Outlook 2020: Integrity Rule, Inpatient Audits Will Stir Things Up; Privacy Is 'Huge Focus'

When an attorney at UofL Health in Kentucky was tricked by a phishing email, he called the compliance officer to report himself as “an idiot.” Fortunately, it was only a test—a fake phishing email the health system sends out randomly to test employees’ ability to resist the insidious attempts by hackers to access computer networks.

“I thought it was funny, but appreciated the fact that he knew he was duped and he took it seriously,” says Shelly Denham, senior vice president of compliance, risk and audit services at UofL Health. “I think he truly learned a valuable lesson from that exercise.” Even when they’re attuned to phishing, people may click on the links, another reason why phishing, ransomware, cybersecurity and data privacy are very high on the risk list at UofL and other health care organizations. “It will be a huge focus this year,” Denham says.

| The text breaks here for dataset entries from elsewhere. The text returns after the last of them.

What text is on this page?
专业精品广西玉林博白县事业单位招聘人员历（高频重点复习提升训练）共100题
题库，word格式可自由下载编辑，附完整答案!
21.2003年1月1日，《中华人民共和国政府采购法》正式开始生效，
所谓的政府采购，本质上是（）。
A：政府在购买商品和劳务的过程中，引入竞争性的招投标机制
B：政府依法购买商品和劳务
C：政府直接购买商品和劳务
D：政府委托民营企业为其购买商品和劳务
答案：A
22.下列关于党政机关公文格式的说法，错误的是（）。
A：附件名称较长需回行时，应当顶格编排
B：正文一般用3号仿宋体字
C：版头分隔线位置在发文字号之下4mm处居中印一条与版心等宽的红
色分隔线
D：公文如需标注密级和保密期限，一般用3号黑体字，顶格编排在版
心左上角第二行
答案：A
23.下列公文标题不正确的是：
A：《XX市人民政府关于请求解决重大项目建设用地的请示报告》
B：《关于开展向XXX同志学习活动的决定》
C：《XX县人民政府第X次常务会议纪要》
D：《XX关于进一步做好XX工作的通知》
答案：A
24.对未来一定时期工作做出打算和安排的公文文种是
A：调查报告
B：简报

Welcome to 2020, the year that may be a turning point for data privacy and security. For starters, new state laws take effect in California and New York state and apply both to companies in those states and that have consumers there, while the HHS Office for Civil Rights (OCR) pushes ahead with its Right-of-Access Initiative.[1] “I think there will be a culture shift in the way people view their data,” says attorney Jami Vibbert, with Venable in New York City. “You might see an uptick in individuals seeking to exercise individual rights, which may or may not happen under the California Consumer Privacy Act (CCPA),[2] but might happen under HIPAA.”

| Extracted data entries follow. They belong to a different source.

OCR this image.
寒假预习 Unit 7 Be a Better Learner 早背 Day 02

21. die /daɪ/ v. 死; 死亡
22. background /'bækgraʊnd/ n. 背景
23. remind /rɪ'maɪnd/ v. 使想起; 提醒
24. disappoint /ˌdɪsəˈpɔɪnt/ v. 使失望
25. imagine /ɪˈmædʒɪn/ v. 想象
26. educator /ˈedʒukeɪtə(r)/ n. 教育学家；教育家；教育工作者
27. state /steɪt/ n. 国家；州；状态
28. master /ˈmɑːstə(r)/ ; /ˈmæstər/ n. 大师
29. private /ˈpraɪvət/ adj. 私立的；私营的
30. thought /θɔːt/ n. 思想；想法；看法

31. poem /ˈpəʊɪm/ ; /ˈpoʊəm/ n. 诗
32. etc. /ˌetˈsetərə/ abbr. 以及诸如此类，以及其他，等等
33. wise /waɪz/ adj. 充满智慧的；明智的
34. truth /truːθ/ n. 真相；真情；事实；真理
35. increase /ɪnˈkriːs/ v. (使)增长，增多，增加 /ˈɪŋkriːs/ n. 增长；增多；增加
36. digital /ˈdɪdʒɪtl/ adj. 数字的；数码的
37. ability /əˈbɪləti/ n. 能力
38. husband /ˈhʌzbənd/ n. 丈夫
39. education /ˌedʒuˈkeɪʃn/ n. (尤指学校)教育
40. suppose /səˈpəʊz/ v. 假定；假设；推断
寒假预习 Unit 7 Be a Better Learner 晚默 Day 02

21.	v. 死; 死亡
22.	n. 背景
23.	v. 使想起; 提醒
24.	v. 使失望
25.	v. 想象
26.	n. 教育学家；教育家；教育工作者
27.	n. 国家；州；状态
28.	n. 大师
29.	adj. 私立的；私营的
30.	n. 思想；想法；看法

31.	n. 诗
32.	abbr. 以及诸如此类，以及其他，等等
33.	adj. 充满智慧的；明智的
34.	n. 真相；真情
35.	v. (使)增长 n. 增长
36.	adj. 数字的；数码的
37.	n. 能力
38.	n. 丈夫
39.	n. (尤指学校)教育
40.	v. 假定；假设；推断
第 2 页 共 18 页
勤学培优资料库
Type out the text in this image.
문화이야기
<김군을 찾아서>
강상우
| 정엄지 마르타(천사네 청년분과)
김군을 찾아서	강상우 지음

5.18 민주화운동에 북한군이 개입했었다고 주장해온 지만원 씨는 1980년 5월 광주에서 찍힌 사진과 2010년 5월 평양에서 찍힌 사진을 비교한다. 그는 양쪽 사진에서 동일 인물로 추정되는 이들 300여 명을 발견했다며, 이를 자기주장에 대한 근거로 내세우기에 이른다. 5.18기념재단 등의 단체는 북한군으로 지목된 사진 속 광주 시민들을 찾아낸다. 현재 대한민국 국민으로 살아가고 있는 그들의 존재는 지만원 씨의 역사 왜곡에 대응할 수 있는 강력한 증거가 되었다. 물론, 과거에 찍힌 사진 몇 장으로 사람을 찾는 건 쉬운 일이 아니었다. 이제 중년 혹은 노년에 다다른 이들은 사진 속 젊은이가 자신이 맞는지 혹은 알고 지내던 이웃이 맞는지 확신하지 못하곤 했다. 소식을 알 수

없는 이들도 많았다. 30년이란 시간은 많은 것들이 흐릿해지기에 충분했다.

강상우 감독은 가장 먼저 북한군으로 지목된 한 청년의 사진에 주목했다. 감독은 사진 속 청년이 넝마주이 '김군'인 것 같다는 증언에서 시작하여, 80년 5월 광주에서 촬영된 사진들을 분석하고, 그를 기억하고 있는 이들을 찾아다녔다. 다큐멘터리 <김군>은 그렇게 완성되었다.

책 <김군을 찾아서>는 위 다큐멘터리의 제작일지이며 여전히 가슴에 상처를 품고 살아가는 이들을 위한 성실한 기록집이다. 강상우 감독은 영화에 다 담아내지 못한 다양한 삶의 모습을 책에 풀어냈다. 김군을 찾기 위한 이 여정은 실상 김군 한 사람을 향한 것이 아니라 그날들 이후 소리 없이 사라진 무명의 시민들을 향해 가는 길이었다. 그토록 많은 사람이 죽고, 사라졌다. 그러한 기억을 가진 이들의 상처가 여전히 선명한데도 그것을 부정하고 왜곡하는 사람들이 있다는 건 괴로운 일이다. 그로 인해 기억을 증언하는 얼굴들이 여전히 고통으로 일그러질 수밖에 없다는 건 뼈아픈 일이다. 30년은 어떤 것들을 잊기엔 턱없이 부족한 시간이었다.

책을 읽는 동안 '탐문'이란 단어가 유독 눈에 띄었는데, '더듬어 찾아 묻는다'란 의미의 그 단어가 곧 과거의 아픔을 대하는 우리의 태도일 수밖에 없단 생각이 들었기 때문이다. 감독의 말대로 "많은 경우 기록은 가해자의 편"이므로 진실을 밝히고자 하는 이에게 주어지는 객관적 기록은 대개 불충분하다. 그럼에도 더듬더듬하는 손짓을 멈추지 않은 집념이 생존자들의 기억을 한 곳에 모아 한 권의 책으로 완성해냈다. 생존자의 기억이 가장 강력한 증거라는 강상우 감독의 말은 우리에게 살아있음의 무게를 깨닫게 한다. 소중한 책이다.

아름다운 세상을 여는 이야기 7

That’s just one inflection point for compliance and enforcement. There are other developments that will test health care organizations, including a regulation that went into effect Jan. 1 on patient discharge planning and a program integrity rule that will be phased in. Others that go live next year—on Medicare documentation and price transparency—require compliance preparation this year, compliance experts say. Meanwhile, Medicare beneficiaries continue to flock to Medicare Advantage, which worries physician advisers because they say more arbitrary denials will follow. Compliance experts predict a resurgence this year of audits of short stays and other areas with high error rates on the 2019 Medicare fee-for-service improper payment rate report. Enforcement of the False Claims Act will continue, powered by whistleblowers, but there will be some ripple effects because of the Supreme Court decision in Azar v. Allina Health Services, et al.[3] and the interplay between the Granston memo [4] and the Supreme Court decision in Universal Health Services vs. United States ex rel. Escobar[5] in 2016.

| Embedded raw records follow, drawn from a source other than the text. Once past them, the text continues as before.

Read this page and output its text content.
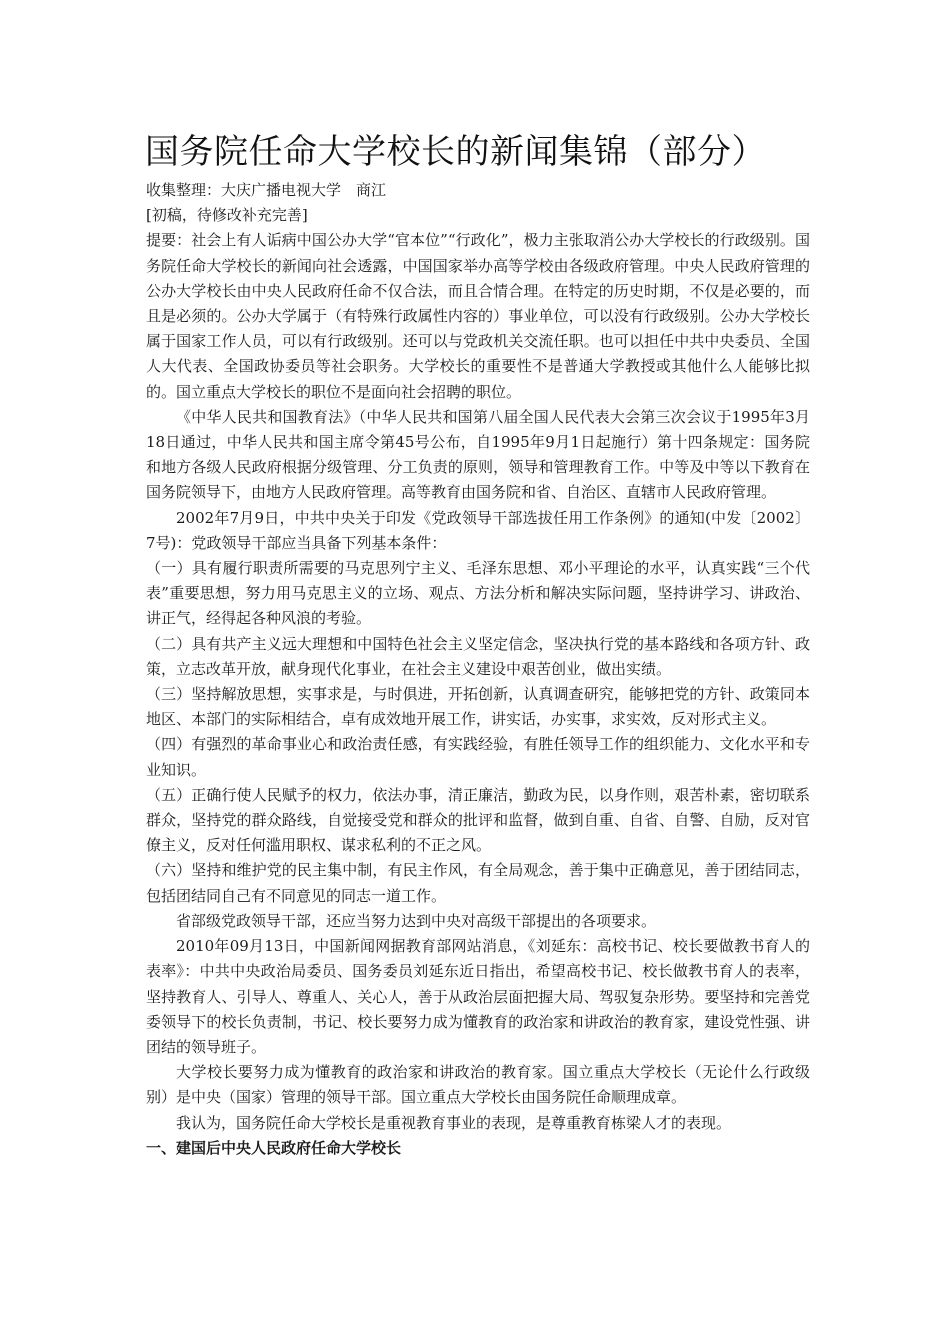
国务院任命大学校长的新闻集锦（部分）

收集整理：大庆广播电视大学　商江

[初稿，待修改补充完善]

提要：社会上有人诟病中国公办大学“官本位”“行政化”，极力主张取消公办大学校长的行政级别。国务院任命大学校长的新闻向社会透露，中国国家举办高等学校由各级政府管理。中央人民政府管理的公办大学校长由中央人民政府任命不仅合法，而且合情合理。在特定的历史时期，不仅是必要的，而且是必须的。公办大学属于（有特殊行政属性内容的）事业单位，可以没有行政级别。公办大学校长属于国家工作人员，可以有行政级别。还可以与党政机关交流任职。也可以担任中共中央委员、全国人大代表、全国政协委员等社会职务。大学校长的重要性不是普通大学教授或其他什么人能够比拟的。国立重点大学校长的职位不是面向社会招聘的职位。

《中华人民共和国教育法》（中华人民共和国第八届全国人民代表大会第三次会议于1995年3月18日通过，中华人民共和国主席令第45号公布，自1995年9月1日起施行）第十四条规定：国务院和地方各级人民政府根据分级管理、分工负责的原则，领导和管理教育工作。中等及中等以下教育在国务院领导下，由地方人民政府管理。高等教育由国务院和省、自治区、直辖市人民政府管理。

2002年7月9日，中共中央关于印发《党政领导干部选拔任用工作条例》的通知(中发〔2002〕7号)：党政领导干部应当具备下列基本条件：

（一）具有履行职责所需要的马克思列宁主义、毛泽东思想、邓小平理论的水平，认真实践“三个代表”重要思想，努力用马克思主义的立场、观点、方法分析和解决实际问题，坚持讲学习、讲政治、讲正气，经得起各种风浪的考验。

（二）具有共产主义远大理想和中国特色社会主义坚定信念，坚决执行党的基本路线和各项方针、政策，立志改革开放，献身现代化事业，在社会主义建设中艰苦创业，做出实绩。

（三）坚持解放思想，实事求是，与时俱进，开拓创新，认真调查研究，能够把党的方针、政策同本地区、本部门的实际相结合，卓有成效地开展工作，讲实话，办实事，求实效，反对形式主义。

（四）有强烈的革命事业心和政治责任感，有实践经验，有胜任领导工作的组织能力、文化水平和专业知识。

（五）正确行使人民赋予的权力，依法办事，清正廉洁，勤政为民，以身作则，艰苦朴素，密切联系群众，坚持党的群众路线，自觉接受党和群众的批评和监督，做到自重、自省、自警、自励，反对官僚主义，反对任何滥用职权、谋求私利的不正之风。

（六）坚持和维护党的民主集中制，有民主作风，有全局观念，善于集中正确意见，善于团结同志，包括团结同自己有不同意见的同志一道工作。

省部级党政领导干部，还应当努力达到中央对高级干部提出的各项要求。

2010年09月13日，中国新闻网据教育部网站消息，《刘延东：高校书记、校长要做教书育人的表率》：中共中央政治局委员、国务委员刘延东近日指出，希望高校书记、校长做教书育人的表率，坚持教育人、引导人、尊重人、关心人，善于从政治层面把握大局、驾驭复杂形势。要坚持和完善党委领导下的校长负责制，书记、校长要努力成为懂教育的政治家和讲政治的教育家，建设党性强、讲团结的领导班子。

大学校长要努力成为懂教育的政治家和讲政治的教育家。国立重点大学校长（无论什么行政级别）是中央（国家）管理的领导干部。国立重点大学校长由国务院任命顺理成章。

我认为，国务院任命大学校长是重视教育事业的表现，是尊重教育栋梁人才的表现。

一、建国后中央人民政府任命大学校长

As compliance officers juggle competing priorities, they may get more support from board members. Two 2019 decisions from the Delaware Chancery Court expanded the seminal 1996 decision In re Caremark,[6] which was one of the first cases to recognize that boards must make a good-faith effort to implement an oversight system and monitor it, says attorney Paula Sanders, with Post & Schell in Harrisburg, Pennsylvania. The new decisions, about Clovis Oncology and Blue Bell Creameries, “expanded the expectations of boards of directors in the context of having an effective compliance program,” she explains. They should be a wake-up call for board members who are still cavalier about compliance and reinforce their duty to examine the effectiveness of the compliance program. That includes asking senior leaders whether the information they get from managers is reliable and addresses the company’s risks, Sanders says. As the decision in the Clovis Oncology derivative litigation[7] states, “When a company operates in an environment where externally imposed regulations govern its ‘mission critical’ operations, the board’s oversight function must be more rigorously exercised.”